Mohamed Tanouti, disparu en janvier 2022. Il a été un résistant de la première heure dans le combat anticolonial aux côtés de Saïd Bounaïlat, Fqih Basri et Mehdi Ben Barka. Il a eu un rôle crucial dans l’acheminement de l’aide militaire aux combattants maghrébins aussi bien marocains qu’algériens. Après l’indépendance du Maroc, il a poursuivi son action militante pour la démocratie, la justice sociale et la dignité. Il en payé le prix fort dans le cadre du procès dit de Marrakech : enlevé, torturé et condamné. Toute sa vie, il est resté fidèle à ses convictions et aux principes qui ont guidé son action en permanence.
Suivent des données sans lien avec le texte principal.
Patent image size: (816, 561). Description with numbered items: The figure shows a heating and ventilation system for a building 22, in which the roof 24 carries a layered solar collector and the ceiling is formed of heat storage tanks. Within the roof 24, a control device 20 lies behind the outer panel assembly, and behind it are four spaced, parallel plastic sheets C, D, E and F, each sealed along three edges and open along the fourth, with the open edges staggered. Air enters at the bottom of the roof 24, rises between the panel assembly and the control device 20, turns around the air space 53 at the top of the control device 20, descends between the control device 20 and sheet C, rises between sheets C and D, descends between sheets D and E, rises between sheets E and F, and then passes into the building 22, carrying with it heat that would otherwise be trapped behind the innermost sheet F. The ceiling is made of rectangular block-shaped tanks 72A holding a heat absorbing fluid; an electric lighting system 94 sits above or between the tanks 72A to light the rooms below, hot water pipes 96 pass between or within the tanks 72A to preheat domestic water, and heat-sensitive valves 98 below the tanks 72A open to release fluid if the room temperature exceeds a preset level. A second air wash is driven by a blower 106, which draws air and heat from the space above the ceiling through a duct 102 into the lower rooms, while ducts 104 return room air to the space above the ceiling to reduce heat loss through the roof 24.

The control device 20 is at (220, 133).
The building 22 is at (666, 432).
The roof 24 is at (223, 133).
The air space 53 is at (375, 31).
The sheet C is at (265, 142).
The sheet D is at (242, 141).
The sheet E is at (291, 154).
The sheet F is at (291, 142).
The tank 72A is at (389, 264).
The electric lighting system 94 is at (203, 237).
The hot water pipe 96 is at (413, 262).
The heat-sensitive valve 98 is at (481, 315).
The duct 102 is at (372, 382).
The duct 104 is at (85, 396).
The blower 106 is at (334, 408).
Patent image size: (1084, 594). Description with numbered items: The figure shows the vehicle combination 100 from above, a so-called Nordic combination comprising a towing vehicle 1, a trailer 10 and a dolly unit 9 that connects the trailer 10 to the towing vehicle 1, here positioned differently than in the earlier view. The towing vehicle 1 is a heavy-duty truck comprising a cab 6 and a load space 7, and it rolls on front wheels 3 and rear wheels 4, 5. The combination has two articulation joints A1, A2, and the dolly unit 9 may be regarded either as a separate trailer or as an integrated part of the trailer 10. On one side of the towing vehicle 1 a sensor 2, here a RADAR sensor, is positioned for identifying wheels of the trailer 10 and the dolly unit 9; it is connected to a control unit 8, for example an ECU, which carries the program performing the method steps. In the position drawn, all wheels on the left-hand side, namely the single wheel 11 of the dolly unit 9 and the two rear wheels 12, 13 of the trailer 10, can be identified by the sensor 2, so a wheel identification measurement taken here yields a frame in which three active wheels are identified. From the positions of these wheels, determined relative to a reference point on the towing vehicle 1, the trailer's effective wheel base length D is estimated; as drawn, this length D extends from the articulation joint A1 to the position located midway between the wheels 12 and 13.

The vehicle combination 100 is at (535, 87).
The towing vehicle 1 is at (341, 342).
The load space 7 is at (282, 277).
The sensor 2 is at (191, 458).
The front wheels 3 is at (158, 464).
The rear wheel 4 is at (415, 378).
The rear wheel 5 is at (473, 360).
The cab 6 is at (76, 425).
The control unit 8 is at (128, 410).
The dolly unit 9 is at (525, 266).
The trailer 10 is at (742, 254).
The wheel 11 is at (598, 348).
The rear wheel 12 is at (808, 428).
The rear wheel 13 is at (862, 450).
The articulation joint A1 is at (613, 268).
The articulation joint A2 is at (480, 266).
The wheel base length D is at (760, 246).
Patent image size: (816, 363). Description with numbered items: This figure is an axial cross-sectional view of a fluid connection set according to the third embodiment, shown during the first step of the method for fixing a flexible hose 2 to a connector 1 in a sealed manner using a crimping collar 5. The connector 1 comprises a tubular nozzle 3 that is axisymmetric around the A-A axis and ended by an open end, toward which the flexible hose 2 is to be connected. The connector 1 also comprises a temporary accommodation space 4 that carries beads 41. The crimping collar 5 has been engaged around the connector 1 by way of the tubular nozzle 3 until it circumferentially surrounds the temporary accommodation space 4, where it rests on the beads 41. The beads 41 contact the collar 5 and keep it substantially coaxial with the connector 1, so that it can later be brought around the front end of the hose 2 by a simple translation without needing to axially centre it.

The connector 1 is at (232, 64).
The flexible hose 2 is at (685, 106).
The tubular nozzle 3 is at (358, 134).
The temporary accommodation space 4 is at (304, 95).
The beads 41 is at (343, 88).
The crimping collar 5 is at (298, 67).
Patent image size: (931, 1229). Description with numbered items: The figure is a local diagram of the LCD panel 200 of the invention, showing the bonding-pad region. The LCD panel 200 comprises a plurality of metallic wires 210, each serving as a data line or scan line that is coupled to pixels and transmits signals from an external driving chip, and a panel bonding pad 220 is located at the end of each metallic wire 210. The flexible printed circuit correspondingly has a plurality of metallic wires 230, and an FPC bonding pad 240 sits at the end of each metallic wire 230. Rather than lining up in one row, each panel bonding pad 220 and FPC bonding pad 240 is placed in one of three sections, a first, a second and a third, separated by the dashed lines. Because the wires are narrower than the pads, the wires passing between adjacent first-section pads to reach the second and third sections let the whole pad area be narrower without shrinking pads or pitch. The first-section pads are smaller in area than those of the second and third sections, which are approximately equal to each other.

Abderrahim Berrada, avocat et militant des droits humains nous a quittés le 20 février 2022. Son décès a été ressenti comme une grande perte pour le mouvement progressiste au Maroc. Avec sa disparition, le Maroc a perdu l’une des rares voix véritablement indépendantes, celle d’un militant sincère qui ne s’est jamais résigné à accepter l’injustice et l’autocratie malgré les tentations ou les intimidations. Il avait consacré sa vie à la défense des droits humains et aux victimes des années de plomb, à la promotion des principes de la justice, du droit et de la laïcité.
Pour lui rendre un hommage à la mesure de ses engagements et de son apport intellectuel et humain, l’Institut Mehdi Ben Barka organise une rencontre le samedi 5 novembre à Paris. Cette journée sera transmise en live sur les réseaux sociaux pour permettre à toutes celles et à tous ceux qui ne seront pas à Paris ou qui ne pourront pas nous rejoindre de suivre l’intégralité des interventions. Les liens vous seront communiqués très rapidement.
Encore une fois merci pour votre présence.